What’s more, the growing Christian community was facing persecution, betrayal, prison –
all the struggles you read about in the book of Acts,
which is the sequel to the book of Luke.
The writer of Luke-Acts knew what the community had already survived, and what they were still facing as he wrote, and he tried to put it in perspective for them.
He reminded them that Jesus never said it would be easy –
repeatedly, Jesus warns of the difficulties of truly following him
in a world which doesn’t share his values of love and mercy and service.
But Jesus also offers promises and reassurance.
“Not a hair of your head will be harmed,” he says.
This is not a promise that nothing bad will happen –
after all, he is talking about the suffering his followers will face –
but rather an eternal promise, that their identity in God and their eternal life with God will not be shaken.
This passage is written in a particular style which was fairly common in the ancient world, and would have been known to the original readers of Luke.
It is apocalyptic literature – a style we know best from the book of Revelations.
Just as we know that a story that begins, “Once upon a time” is a fairy tale,
and so we aren’t startled by talking frogs or magic beans,
early readers of Luke recognized apocalyptic literature and what it meant.
It is not a prediction of hardship, but a word of comfort spoken into a time of hardship.
It is a literary style meant to offer courage and hope in times of persecution and turmoil.
The things Jesus predicts are not in reference to any particular moment in history,
but are things that happen in many times and places to the people of God.
And Jesus tells his followers, “do not be terrified.”
No matter what hardships the people of God face –
in the past, in the present, in the future –
God is always faithful.
God is always present with God’s people.
God is always there to work resurrection in places where we see only death.
As Julian of Norwich would say, centuries later,
All shall be well, and all shall be well, and all manner of things shall be well.
Bad things happen, but our ultimate reality is in God’s hands,
and we will not be forsaken.
In this lesson, Jesus has another message for his followers as well.
This hardship, he says, gives his followers an opportunity to testify.
Jesus gives us a new way to see such times of crisis –
not as a time to blame or scapegoat, to give up and move to another country,
to hide away in fear –
but as a time to testify to the faithfulness of God.
This is also a time to testify to what we know is right.
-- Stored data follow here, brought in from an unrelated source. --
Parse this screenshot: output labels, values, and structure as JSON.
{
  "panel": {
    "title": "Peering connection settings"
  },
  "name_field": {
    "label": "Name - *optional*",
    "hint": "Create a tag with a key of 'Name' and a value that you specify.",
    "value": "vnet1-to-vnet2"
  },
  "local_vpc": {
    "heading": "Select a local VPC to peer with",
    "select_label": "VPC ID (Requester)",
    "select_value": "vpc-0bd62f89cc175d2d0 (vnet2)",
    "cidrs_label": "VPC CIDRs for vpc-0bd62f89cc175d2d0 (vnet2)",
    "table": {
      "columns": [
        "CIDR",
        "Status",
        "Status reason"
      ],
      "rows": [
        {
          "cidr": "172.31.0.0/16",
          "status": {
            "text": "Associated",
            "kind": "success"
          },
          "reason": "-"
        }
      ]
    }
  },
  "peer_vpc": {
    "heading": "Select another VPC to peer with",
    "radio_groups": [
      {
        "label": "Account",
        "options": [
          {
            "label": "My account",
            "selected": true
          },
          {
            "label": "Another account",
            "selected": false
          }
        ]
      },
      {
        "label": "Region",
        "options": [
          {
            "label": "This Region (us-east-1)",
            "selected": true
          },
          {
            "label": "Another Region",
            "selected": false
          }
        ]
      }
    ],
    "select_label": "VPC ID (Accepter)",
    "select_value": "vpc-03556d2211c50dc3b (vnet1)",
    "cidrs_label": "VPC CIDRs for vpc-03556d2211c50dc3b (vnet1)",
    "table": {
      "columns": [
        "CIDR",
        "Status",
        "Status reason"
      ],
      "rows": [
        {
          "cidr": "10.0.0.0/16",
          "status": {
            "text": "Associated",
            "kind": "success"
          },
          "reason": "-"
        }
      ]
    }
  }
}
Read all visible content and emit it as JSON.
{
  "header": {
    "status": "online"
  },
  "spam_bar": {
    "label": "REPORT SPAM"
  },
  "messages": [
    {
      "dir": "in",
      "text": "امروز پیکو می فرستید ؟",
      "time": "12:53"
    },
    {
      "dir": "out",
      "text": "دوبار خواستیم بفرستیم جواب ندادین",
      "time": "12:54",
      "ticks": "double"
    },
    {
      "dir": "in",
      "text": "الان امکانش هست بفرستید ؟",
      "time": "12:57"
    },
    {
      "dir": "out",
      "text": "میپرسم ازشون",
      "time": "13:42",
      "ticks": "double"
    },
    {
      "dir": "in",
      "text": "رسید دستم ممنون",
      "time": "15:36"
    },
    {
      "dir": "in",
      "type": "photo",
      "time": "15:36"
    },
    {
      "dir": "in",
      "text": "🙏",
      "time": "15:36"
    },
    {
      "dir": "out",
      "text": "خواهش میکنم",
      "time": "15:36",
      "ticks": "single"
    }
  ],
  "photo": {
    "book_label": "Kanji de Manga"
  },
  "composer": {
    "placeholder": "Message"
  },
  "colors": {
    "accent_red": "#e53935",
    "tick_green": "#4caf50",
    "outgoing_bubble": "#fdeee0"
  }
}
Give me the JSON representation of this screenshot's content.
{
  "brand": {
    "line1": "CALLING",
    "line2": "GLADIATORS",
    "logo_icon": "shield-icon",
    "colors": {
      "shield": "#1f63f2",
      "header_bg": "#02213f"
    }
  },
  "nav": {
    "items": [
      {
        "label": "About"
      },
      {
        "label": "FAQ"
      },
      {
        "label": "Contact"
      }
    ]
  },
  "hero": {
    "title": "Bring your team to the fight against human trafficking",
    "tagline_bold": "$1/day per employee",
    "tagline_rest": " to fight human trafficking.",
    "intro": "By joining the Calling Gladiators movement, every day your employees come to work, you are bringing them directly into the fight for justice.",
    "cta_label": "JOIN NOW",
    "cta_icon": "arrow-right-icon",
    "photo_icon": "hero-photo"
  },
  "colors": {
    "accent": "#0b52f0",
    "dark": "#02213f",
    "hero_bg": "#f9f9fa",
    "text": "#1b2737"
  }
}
God has shown us what is right –
to do justice, and to love kindness,
to feed the poor and welcome the stranger
to care for the weak and vulnerable among us.
Now, as minority groups feel threatened and vulnerable,
it is time for us to testify to God’s love for all people –
all colors and cultures, all orientations and faiths,
regardless of our borders and boundaries.
It is an opportunity to testify – with our word and actions – to what we know is right,
knowing that God is with us when we struggle.
We heard many hard stories during our immersion experience,
and by Saturday afternoon we felt pretty heavy.
But as we gathered to talk about what we’d heard, we recognized the incredible courage of the people we had met – people who said, we do not give up,
we continue to fight for human rights and justice.
People who testified to trust in God and faith in human capacity for good.
We got a glimpse into a strong, resilient community of care that exists in our city –
a community that may fear more than they did a few days ago,
but which ultimately is deciding to move forward together, in hope.
They invited us to be allies and supporters in their work for justice,
and we all know we will find ways to use what we learned for good.
God invites us to create such communities in Jesus’ name –
to live in love for our neighbors, reach out to people in need,
and work for justice in our cities, states, and nation.
May St Michael’s continue to grow as such a community – caring for one another,
and reaching out beyond our walls to people who need our support.